Mythe n°12 : Le corps "normal" est celui qu’on voit dans les médias
La sexualité est quasiment toujours entourée d’images irréalistes véhiculées par les films, les publicités et les magazines (sans oublier la pornographie).
Ces représentations peuvent donner l’impression qu’il existe un corps "parfait”, "idéal" ou "réussi", alors qu’en réalité la diversité corporelle est infinie.
C'est un filtre.

Le risque de cette standardisation est que cela crée des attentes irréalistes sur la manière de se voir - et se juger (estime de soi...).

Les mannequins sont très minoritaires parmi la population générale : donc ne la représentent pas.
Et dans les médias, même les mannequins sont artificiellement retouché·e·s. C'est pour dire...
La taille, la forme, la pilosité ou la couleur de la peau n’ont aucun impact sur la capacité à ressentir du plaisir ou à être désirable.
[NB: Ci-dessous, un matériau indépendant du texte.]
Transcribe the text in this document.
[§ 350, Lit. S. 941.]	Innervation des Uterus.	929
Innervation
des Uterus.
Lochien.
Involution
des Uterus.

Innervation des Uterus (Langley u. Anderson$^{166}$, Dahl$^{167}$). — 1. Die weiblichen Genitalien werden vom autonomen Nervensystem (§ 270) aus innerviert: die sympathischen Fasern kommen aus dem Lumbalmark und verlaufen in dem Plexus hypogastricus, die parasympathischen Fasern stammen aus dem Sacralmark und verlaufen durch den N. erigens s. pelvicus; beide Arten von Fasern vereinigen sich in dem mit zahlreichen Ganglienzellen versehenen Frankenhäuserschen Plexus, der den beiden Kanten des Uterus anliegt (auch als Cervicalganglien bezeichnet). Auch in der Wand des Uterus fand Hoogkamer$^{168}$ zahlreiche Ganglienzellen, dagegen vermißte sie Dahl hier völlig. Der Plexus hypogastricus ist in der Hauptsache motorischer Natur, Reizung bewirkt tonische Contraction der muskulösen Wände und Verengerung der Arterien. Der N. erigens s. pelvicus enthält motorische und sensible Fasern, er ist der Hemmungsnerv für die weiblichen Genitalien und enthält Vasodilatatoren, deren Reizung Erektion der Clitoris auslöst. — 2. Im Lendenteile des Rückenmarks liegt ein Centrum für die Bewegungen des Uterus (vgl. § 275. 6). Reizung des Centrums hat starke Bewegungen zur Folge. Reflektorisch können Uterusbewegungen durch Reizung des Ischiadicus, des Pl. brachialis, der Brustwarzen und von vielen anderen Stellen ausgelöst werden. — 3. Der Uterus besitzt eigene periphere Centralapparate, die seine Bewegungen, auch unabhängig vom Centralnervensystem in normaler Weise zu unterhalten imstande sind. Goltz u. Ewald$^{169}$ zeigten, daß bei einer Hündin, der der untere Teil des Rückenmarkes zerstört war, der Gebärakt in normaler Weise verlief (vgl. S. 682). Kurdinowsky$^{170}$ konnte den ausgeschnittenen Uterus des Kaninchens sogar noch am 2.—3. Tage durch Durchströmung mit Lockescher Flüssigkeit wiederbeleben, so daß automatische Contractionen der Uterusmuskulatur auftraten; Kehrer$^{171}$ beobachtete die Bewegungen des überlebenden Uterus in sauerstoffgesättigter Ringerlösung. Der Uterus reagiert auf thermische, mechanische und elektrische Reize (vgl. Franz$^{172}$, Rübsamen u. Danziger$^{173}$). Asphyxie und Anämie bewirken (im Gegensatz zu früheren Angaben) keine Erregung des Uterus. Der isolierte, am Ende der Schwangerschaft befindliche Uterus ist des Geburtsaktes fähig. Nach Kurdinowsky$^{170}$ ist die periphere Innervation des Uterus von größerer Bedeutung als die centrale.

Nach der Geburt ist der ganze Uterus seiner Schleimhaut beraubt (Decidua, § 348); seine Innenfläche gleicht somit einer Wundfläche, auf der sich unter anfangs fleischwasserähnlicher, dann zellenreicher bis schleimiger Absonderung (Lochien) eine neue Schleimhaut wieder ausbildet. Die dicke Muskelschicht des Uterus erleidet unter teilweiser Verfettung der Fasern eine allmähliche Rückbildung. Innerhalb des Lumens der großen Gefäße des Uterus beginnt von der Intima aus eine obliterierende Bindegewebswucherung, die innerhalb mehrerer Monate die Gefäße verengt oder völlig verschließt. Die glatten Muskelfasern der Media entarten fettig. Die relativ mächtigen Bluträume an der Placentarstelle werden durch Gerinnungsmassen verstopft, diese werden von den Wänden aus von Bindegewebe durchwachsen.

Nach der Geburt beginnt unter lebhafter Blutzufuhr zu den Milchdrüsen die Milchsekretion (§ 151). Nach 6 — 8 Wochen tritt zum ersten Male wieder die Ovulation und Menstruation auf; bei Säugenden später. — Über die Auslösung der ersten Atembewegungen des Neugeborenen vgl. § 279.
Il ne faut pas nier que l'influence médiatique est puissante, MAIS : apprendre à accepter son corps et celui de son partenaire est une étape essentielle pour vivre une sexualité épanouissante, libre de complexes inutiles avec une meilleure estime de soi.
Mythe n°13 : Les fantasmes doivent être réalisés
→ Je vous réfère à mon article dédié.
Cette croyance peut générer culpabilité ou anxiété.
Les fantasmes sont une part naturelle de la sexualité, un espace d’imagination et de créativité qui enrichit notre "jardin secret" et le désir sans nécessiter d’action concrète.
Ils permettent d’explorer ses envies, ses limites et ses curiosités dans un cadre sûr, sécurisé et personnel. Cette distinction entre imaginaire et réalité aide à se libérer de pressions inutiles et à mieux communiquer ses désirs/envies avec son·sa partenaire.
Mythes et réalité
Ré-examiner les idées reçues et les fausses-croyances ont l’énorme avantage de s'accepter pleinement tel·le que l'on est, vivre une intimité plus dégagée, plus libre, plus imaginative, plus créative, plus innovante, plus consciente et plus respectueuse de soi et de l’autre.
La sexologie ne proposera jamais de modèle « standardisé », mais invite chacun·e à s'accepter, s'explorer avec curiosité, liberté, information et bienveillance.